If he keeps hard to kill softies like shrooms and hardy fish, it likely won't bother anything. Just a big fat waste of time. Otherwise yes, you are correct. A 50% water change to a typical reefer is usually only under taken only under emergency conditions because we all know it's brutal on a lot of LPS and virtually all SPS.

 

Assuming you have a tank with a large bio load a big water change will cause nutrient levels to go all over the place and stress anything with a hard skeleton. If you aren't using RO water than you are likely dumping mass amounts of phosphate into the tank as well.

 

My regiment is 10% weekly, with calcium and buffer suppliments between. Also, my main frag tank has NO fish or inverts in it, and I actually add nitrate from my fresh water tank to keep the level at about 5ppm. The extra nitrate helps growth, and doesn't bother my acros in the least.

 

A few years ago I tried an experiment with a tank that had no water changes for 4 months and using the suppliment only approach. No fish or inverts in the tank so nitrate was zero to start and zero to end. It didn't work. After about a month the tank started to deteriorate and growth eventually slowed to nothing. Then stuff started going backward.
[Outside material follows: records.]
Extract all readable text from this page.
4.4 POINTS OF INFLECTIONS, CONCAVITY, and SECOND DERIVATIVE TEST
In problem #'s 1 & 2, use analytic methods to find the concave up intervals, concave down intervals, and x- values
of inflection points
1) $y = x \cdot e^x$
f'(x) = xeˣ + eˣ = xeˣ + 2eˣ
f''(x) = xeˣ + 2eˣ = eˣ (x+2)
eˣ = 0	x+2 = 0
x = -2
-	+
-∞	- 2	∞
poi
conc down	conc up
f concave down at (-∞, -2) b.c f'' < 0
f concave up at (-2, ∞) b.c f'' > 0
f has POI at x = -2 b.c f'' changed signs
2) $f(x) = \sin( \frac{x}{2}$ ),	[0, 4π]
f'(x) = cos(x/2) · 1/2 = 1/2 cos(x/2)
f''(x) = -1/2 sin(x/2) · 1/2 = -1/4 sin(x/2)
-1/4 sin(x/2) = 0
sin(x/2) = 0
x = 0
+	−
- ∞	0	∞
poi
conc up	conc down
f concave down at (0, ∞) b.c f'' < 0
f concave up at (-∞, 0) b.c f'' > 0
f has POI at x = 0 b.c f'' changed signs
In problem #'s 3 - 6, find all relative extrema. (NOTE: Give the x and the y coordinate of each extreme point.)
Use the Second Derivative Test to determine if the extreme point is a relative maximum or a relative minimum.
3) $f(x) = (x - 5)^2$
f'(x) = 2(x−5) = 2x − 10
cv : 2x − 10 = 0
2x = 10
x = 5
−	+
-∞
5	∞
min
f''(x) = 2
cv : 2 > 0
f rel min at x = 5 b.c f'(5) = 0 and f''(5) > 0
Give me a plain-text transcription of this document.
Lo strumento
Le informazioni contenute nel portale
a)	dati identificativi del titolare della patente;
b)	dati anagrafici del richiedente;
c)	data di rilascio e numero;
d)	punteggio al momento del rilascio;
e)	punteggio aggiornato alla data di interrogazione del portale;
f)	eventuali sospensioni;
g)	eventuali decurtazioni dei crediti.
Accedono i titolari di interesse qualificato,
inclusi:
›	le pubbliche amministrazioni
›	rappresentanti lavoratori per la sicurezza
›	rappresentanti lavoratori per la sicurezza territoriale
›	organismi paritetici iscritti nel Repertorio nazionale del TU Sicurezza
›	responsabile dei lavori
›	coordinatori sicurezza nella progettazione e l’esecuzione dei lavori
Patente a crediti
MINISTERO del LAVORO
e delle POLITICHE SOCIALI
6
I concluded that obviously nutrient export isn't the only reason to do water changes.

 

There's a lot of theories on this, some rather weird but some make tempting sense. A big belief is that enclosed aquariums become screwed up ionically after awhile because of the constant circulation of water agains't plastic and inert surfaces. In the open ocean you have interaction of waves, rain, and influx of cold water currents from the poles. The addition of freshly mixed water, even a small percentage to a tank simply does more chemically than add trace elements from salt mix.